İş hayatında ve sosyal yaşamda var olan toplumsal koşullar, bireylerin başarısızlığı baştan
kabullenmeleri için geçerli bir sebep değildir. Aksine, cam tavan sendromu azınlıkta ve
dezavantajlı olan gruplar arasında yaygınlaştıkça durumun çok daha kötüye gideceği apaçık
ortadadır. Peki, cam tavan sendromu ile mücadele etmenin yolları nelerdir?
Öncelikle, başarının önünde duran engelin gerçekliğini sorgulamak gerekir. “Bu işi
başaramam, çünkü önümde X var.” cümlesindeki X, son baktığınızda yerinde olabilir. Fakat
ya artık orada değilse? Ya da hiç var olmamışsa? Kendi tecrübelerinizin zihninizde bıraktığı
sonuçlar, her an güncel değildir. Gerçekler zamanla değişebilir. Daha da önemlisi, siz
değişebilirsiniz.
Özellikle iş hayatında motivasyon ruhunuzu ve kendinize olan güveninizi korumanız büyük
önem taşır. Umut, insanın zihninde daima varlığını sürdürmesi gereken bir kavramdır.
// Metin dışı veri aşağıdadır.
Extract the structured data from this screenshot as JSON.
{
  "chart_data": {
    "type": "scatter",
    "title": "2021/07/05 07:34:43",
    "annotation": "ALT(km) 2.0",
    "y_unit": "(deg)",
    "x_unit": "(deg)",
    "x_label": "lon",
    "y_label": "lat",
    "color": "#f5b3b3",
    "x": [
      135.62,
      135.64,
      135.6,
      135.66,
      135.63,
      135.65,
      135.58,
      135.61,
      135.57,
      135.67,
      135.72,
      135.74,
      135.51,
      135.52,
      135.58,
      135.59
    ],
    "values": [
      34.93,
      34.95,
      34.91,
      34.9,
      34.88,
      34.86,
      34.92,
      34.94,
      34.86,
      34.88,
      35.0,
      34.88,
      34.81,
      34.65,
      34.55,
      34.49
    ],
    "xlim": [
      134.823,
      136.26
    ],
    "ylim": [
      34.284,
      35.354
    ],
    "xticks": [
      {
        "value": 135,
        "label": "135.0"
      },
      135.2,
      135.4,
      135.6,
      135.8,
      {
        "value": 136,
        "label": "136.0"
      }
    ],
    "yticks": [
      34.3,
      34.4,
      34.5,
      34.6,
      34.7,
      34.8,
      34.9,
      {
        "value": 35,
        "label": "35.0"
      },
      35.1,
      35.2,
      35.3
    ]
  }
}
Kontrolün ve yönetimin sizde olduğunu da aklınızdan çıkarmamanız gerekir. Eski
tecrübelerinize güvenmeli, fakat onları değişmez gerçekler olarak zihninize kazımamalısınız.
Yeni çabalar yeni eylemleri, yeni eylemler ise yeni tecrübeleri getirir.
Sözün özü, sizi denemekten alıkoyan unsurlar somut engeller mi? Yoksa cam tavanlar mı?
Hayal vagonunuzu bulutlara bağlamaktan ve başarıya giden farklı yollar aramaktan
vazgeçmediğiniz sürece, cam tavanlarınızı bir bir kırabilirsiniz.